Low-dose aspirin may prevent cancer in familial adenomatous polyposis patients: Study
Japan: Low-dose aspirin could be an alternate method for the prevention of colorectal cancer in familial adenomatous polyposis (FAP) patients, according to a recent study in the journal Lancet Gastroenterology & Hepatology.
The study found that the administration of low-dose aspirin safely suppressed the recurrence of colorectal polyps larger than 5·0 mm in FAP patients.
Colectomy is the only established treatment for the prevention of colorectal cancer in FAP patients. The procedure, however, greatly reduces the patient's quality of life. Thus, there is a need for an alternative method. In the trial, Prof Michihiro Mutoh, Kyoto Prefectural University of Medicine, Kyoto, Japan, and colleagues aimed to clarify the individual and joint effects of low-dose aspirin and mesalazine on the recurrence of colorectal polyps in Japanese patients with FAP.
For this purpose, the researchers performed a randomized, double-blind, placebo-controlled, multicentre trial with a two-by-two factorial design in 11 centers in Japan. It included patients aged 16–70 years with a history of more than 100 adenomatous polyps in the large intestine, without a history of colectomy. Before the study, patients underwent endoscopic removal of all colorectal polyps of at least 5·0 mm in diameter.
Patients were randomized to 4 groups -- aspirin (100 mg per day) plus mesalazine (2 g per day), aspirin (100 mg per day) plus mesalazine placebo, aspirin placebo plus mesalazine (2 g per day), or aspirin placebo plus mesalazine placebo. Treatment was continued until 1 week before the 8-month colonoscopy.
The primary endpoint was the incidence of colorectal polyps of at least 5·0 mm at 8 months and was assessed in the intention-to-treat population. Safety was assessed in the ITT population.
Between Sept 25, 2015, and March 13, 2017, 104 patients were randomly assigned to receive either aspirin or aspirin placebo (n=52) or mesalazine or mesalazine placebo (n=52). Two patients withdrew from the aspirin plus mesalazine placebo group.
Key findings of the study include:
- Two patients withdrew from the aspirin plus mesalazine placebo group.
- 26 (50%) of 52 patients who received no aspirin had colorectal polyps of at least 5·0 mm at 8 months, as did 15 (30%) of the 50 patients who received any aspirin, 21 (42%) of the 50 patients who received no mesalazine, and 20 (38%) of the 52 patients who received any mesalazine.

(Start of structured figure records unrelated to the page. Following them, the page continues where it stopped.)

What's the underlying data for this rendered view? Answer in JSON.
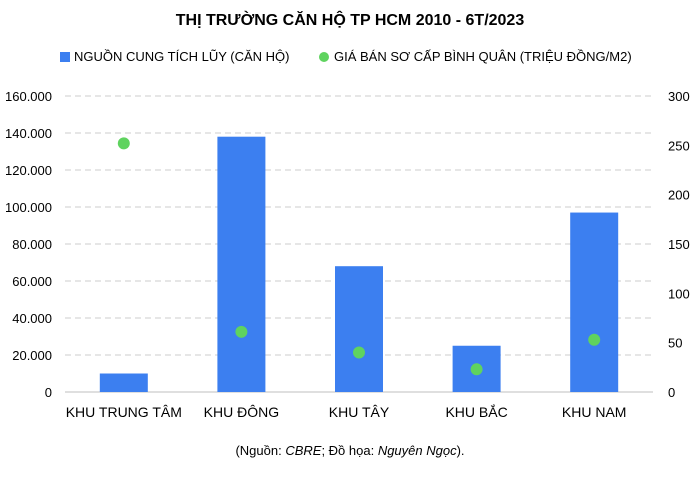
{
  "chart_data": {
    "type": "bar",
    "title": "THỊ TRƯỜNG CĂN HỘ TP HCM 2010 - 6T/2023",
    "categories": [
      "KHU TRUNG TÂM",
      "KHU ĐÔNG",
      "KHU TÂY",
      "KHU BẮC",
      "KHU NAM"
    ],
    "series": [
      {
        "name": "NGUỒN CUNG TÍCH LŨY (CĂN HỘ)",
        "kind": "bar",
        "axis": "left",
        "color": "#3c7ff0",
        "values": [
          10000,
          138000,
          68000,
          25000,
          97000
        ]
      },
      {
        "name": "GIÁ BÁN SƠ CẤP BÌNH QUÂN (TRIỆU ĐỒNG/M2)",
        "kind": "scatter",
        "axis": "right",
        "color": "#5fd35f",
        "values": [
          252,
          61,
          40,
          23,
          53
        ]
      }
    ],
    "ylim_left": [
      0,
      160000
    ],
    "yticks_left": [
      "0",
      "20.000",
      "40.000",
      "60.000",
      "80.000",
      "100.000",
      "120.000",
      "140.000",
      "160.000"
    ],
    "ylim_right": [
      0,
      300
    ],
    "yticks_right": [
      "0",
      "50",
      "100",
      "150",
      "200",
      "250",
      "300"
    ],
    "grid": true,
    "legend": "top"
  },
  "source": {
    "prefix": "(Nguồn: ",
    "org": "CBRE",
    "middle": "; Đồ họa: ",
    "author": "Nguyên Ngọc",
    "suffix": ")."
  }
}
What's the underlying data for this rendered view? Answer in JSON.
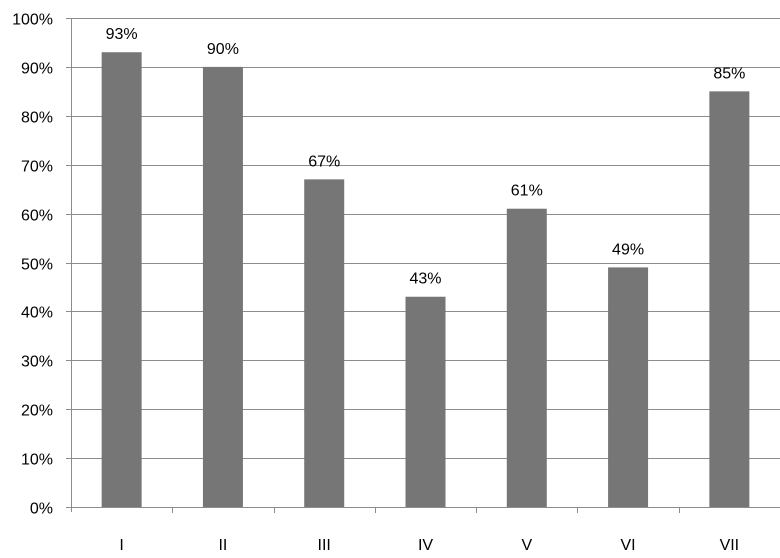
{
  "chart_data": {
    "type": "bar",
    "categories": [
      "I",
      "II",
      "III",
      "IV",
      "V",
      "VI",
      "VII"
    ],
    "values": [
      93,
      90,
      67,
      43,
      61,
      49,
      85
    ],
    "value_labels": [
      "93%",
      "90%",
      "67%",
      "43%",
      "61%",
      "49%",
      "85%"
    ],
    "y_ticks": [
      "0%",
      "10%",
      "20%",
      "30%",
      "40%",
      "50%",
      "60%",
      "70%",
      "80%",
      "90%",
      "100%"
    ],
    "ylim": [
      0,
      100
    ],
    "grid": true,
    "legend": "none",
    "bar_color": "#767676",
    "grid_color": "#8c8c8c",
    "axis_color": "#8c8c8c"
  }
}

- The adjusted odds ratio for polyp recurrence was 0·37 in the patients who received any aspirin and 0·87 in any who received mesalazine.
- The most common adverse events were grade 1–2 upper gastrointestinal symptoms in three (12%) of 26 patients who received aspirin plus mesalazine, one (4%) of 24 patients who received aspirin plus mesalazine placebo, and one (4%) of 26 patients who received mesalazine plus aspirin placebo.
- There was one grade 4 event in the mesalazine plus aspirin placebo group, but not related to the treatment.
"Low-dose aspirin safely suppressed the recurrence of colorectal polyps larger than 5·0 mm in patients with FAP," wrote the authors. "These results suggest an effect of low-dose aspirin for FAP and could be an alternative method for preventing colorectal cancer in FAP."
The study titled, "Chemoprevention with low-dose aspirin, mesalazine, or both in patients with familial adenomatous polyposis without previous colectomy (J-FAPP Study IV): a multicentre, double-blind, randomised, two-by-two factorial design trial," is published in the journal Lancet Gastroenterology & Hepatology.